Her iki kamp da toplumsal değişimi “hızlandırmayı” düşünmektedir. Önce Rus İhtilali ve sonra İran Devrimi,bu iki kampı, toplumun, şiddet yoluyla “ıslah” edilebileceği fikrine götürmüştür. Her iki kamp da fikirlerinin hayata geçirilmesinde şiddeti tasvip eden ve hatta öneren bir yapıdadır.AKP “yaşanan İslâm’ın” farkına vararak, toplumda bir mutabakat sağlamış gibi görünse de siyasî İslâmın genel karakterinde herhangi bir değişme olduğunu söylemek için erkendir.

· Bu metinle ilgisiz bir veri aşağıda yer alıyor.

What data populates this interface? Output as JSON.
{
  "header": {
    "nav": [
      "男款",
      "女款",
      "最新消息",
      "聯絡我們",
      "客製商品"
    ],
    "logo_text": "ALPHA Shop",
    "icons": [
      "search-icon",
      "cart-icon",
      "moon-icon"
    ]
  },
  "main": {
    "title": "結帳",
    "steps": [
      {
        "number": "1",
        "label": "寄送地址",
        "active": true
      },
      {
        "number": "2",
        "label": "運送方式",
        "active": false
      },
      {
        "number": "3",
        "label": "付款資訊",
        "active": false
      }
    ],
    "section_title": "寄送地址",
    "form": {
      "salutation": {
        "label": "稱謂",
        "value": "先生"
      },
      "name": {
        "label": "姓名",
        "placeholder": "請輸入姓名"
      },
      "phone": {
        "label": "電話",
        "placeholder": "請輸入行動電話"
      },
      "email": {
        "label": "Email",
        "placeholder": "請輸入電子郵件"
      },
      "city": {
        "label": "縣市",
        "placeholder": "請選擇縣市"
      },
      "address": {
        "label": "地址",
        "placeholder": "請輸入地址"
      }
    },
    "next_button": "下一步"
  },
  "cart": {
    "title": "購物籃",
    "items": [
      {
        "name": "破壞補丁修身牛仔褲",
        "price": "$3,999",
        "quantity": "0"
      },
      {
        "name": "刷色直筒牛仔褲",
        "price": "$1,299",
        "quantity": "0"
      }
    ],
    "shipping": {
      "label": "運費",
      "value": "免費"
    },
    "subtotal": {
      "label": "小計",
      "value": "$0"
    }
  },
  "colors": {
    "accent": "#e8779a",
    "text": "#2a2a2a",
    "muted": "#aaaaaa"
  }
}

Zira, başörtüsü yasakları konusunda toplumdan destek arayan siyasî İslamcı gençlerin, toplumun diğer kesimlerinin özgürlük arayışına karşı duyarsızlıkları ve umursamazlıkları ciddi bir ahlâkî çelişkidir.

Her iki kamp da Popper’ın deyimiyle, “topyekün toplum mühendisliğini” benimsemektedir. Ellerindeki “tartışılmaz” ve “mutlak” doğruları toplumun tamamına “her ne şekilde olursa olsun” kabul ettirmek her iki kampın da ana gayesidir. Her ikisi de birer “tipoloji” sahibidir. Sol, bunu ideal proleterle ifade ederken siyasî İslamcılar “sünnet” terimini istismar eder. Onlara göre, bölünmez, tartışılmaz, değiştirilemez doğrularını egemen kıldıklarında toplumsal barış ve mutluluk kendiliğinden tecelli edecektir. Her iki kampın da “fert” kavramından ölesiye nefret etmeleri sanırım tesadüfî değildir bu açıdan bakınca…

Dolayısıyla temel haklara saygı temelinde yapılanmış, sınırlı bir devlet arayışında siyasî İslam maalesef yaşadığı bütün baskılara rağmen, haklı bir yer edinememiştir ve bu yüzden sınırlı bir devlet arayışında ondan medet ummak safdilliktir. Çünkü ideolojisinin temelleri kollektivizme, kurucu rasyonalizme ve şiddete dayanmaktadır.